Mosca, 16 mag. (askanews) - Sì è riunito all'Hotel Lotte Plaza il mondo del business italiano per un incontro dedicato alle attività consolari. "Ottima opera di coordinamento" ha dichiarato l'ambasciatore italiano in Russia Pasquale Terracciano che ha aperto l'incontro, tenuto dal console a Mosca Francesco Forte.

"Lo scorso anno il consolato italiano ha rilasciato 490mila visti" ha dichiarato Forte, sottolineando quanto sia complesso il lavoro e quanto sia importante portare la disciplina in un processo" come il rilascio dei visti, dove esiste una forte domanda rispetto alle ore di lavoro disponibili. "A una pratica si può dedicare 2 minuti e mezzo" ha aggiunto Forte, per poi illustrare quali tipi di visti offra l'Italia alla Russia. Non esiste solo quello turistico, benché sia in genere il più richiesto. Dal visto di lavoro al visto per residenza elettiva, oltre alla nuova piattaforma Nexus.

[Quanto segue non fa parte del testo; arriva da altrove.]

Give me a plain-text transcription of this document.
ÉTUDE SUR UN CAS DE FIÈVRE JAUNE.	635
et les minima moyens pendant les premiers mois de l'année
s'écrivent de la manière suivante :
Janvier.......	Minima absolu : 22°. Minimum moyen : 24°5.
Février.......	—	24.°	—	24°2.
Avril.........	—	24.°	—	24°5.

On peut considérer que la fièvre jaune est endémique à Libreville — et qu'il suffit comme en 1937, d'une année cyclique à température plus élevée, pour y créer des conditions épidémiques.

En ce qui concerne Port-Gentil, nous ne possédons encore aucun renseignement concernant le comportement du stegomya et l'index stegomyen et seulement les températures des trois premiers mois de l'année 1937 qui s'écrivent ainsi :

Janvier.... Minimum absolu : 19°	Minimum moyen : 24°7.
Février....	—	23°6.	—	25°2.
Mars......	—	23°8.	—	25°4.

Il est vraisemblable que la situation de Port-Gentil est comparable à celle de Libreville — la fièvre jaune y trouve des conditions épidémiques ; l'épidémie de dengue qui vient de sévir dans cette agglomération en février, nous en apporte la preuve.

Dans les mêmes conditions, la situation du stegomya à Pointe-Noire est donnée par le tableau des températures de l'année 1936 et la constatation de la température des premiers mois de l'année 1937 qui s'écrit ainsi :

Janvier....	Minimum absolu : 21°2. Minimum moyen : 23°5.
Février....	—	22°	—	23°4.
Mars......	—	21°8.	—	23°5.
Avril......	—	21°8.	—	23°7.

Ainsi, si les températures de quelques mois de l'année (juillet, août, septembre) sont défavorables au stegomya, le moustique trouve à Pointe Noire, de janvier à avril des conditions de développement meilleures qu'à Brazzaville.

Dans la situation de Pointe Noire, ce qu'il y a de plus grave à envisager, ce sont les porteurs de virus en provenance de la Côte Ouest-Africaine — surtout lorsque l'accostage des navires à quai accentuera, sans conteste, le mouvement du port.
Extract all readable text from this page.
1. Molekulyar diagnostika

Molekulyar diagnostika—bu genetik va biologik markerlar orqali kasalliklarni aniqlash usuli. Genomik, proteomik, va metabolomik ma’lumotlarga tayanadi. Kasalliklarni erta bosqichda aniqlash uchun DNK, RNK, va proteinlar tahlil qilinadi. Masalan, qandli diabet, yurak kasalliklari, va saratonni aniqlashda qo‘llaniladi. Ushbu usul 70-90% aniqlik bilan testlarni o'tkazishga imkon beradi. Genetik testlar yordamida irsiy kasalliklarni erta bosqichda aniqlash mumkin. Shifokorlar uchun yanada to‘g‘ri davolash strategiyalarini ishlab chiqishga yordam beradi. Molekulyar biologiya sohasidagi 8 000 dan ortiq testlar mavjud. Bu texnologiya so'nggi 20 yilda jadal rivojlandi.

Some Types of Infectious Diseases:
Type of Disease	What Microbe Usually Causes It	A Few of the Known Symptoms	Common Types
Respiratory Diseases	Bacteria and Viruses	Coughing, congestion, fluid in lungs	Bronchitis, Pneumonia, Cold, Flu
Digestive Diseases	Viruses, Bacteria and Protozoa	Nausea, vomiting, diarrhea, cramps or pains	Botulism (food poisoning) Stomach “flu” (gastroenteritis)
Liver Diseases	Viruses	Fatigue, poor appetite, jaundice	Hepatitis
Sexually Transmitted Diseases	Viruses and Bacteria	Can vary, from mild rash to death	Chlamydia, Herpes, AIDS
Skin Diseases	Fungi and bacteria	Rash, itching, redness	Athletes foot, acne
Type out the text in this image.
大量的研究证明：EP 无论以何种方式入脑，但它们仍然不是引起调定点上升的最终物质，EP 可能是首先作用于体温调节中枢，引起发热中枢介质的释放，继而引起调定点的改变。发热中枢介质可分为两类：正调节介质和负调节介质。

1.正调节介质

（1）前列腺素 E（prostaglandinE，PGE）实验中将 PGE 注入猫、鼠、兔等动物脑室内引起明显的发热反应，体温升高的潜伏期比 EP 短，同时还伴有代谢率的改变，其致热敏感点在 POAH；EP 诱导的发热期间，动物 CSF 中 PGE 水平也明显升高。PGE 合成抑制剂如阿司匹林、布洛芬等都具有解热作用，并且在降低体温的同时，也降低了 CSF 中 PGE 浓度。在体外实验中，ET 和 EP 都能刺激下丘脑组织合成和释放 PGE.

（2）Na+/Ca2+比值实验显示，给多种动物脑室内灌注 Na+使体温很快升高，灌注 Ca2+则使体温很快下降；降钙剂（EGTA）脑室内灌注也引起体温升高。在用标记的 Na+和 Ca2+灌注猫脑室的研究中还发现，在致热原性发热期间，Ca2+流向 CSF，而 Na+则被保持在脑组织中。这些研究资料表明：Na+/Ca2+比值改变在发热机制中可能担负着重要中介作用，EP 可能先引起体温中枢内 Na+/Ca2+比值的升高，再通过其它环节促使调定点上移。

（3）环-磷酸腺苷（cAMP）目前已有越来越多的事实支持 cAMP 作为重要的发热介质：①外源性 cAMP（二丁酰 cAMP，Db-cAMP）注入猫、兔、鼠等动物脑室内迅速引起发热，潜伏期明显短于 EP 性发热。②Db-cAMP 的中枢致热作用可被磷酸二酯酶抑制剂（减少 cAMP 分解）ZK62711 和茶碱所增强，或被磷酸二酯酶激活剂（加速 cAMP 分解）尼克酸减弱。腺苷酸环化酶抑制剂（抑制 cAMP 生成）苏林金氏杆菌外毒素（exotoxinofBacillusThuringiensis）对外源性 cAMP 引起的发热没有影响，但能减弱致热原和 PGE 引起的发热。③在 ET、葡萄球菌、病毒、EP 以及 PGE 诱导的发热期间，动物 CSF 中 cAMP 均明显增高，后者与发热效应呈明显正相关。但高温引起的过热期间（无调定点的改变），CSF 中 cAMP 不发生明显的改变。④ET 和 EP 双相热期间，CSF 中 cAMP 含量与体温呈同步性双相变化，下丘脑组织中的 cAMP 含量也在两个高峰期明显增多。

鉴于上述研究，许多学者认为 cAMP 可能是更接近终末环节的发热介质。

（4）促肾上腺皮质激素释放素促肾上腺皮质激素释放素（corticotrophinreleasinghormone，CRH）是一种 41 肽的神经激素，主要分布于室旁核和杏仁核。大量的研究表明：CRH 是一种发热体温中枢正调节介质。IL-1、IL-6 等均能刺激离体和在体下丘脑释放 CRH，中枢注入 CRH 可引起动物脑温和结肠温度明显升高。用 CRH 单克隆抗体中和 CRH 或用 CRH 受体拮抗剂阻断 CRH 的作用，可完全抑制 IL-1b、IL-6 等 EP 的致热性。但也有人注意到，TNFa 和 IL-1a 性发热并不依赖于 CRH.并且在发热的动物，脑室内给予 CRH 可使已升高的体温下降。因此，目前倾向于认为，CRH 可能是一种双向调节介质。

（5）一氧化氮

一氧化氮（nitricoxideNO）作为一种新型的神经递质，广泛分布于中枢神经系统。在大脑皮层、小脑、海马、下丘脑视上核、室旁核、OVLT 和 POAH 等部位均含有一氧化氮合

All'incontro è brevemente intervenuto anche Aimone di Savoia Aosta, presidente del Consiglio imprenditoriale italiano; Giorgio Callegari presidente del Gim Unimpresa che ha ringraziato Ernesto Ferlenghi, presidente di Confindustria Russia per l'invito e l'organizzazione dell'evento. Callegari, con un passato dirigenziale in Aeroflot ha ricordato che si è arrivati a 70 voli al giorno tra Italia e Russia e questo vuol dire anche un'intensità di scambi tra i due Paesi. In rappresentanza della Camera di Commercio Italo-russa ha parlato Marisa Florio.

Secondo il capo missione Terracciano, lo strumento del visto è comunque un residuo di una situazione che appartiene al passato. Gli sforzi precedenti avrebbero dovuto portare all'eliminazione dei visti. Non è stato possibile e quindi "quello che possiamo fare è rendere i contatti il più possibile fluidi".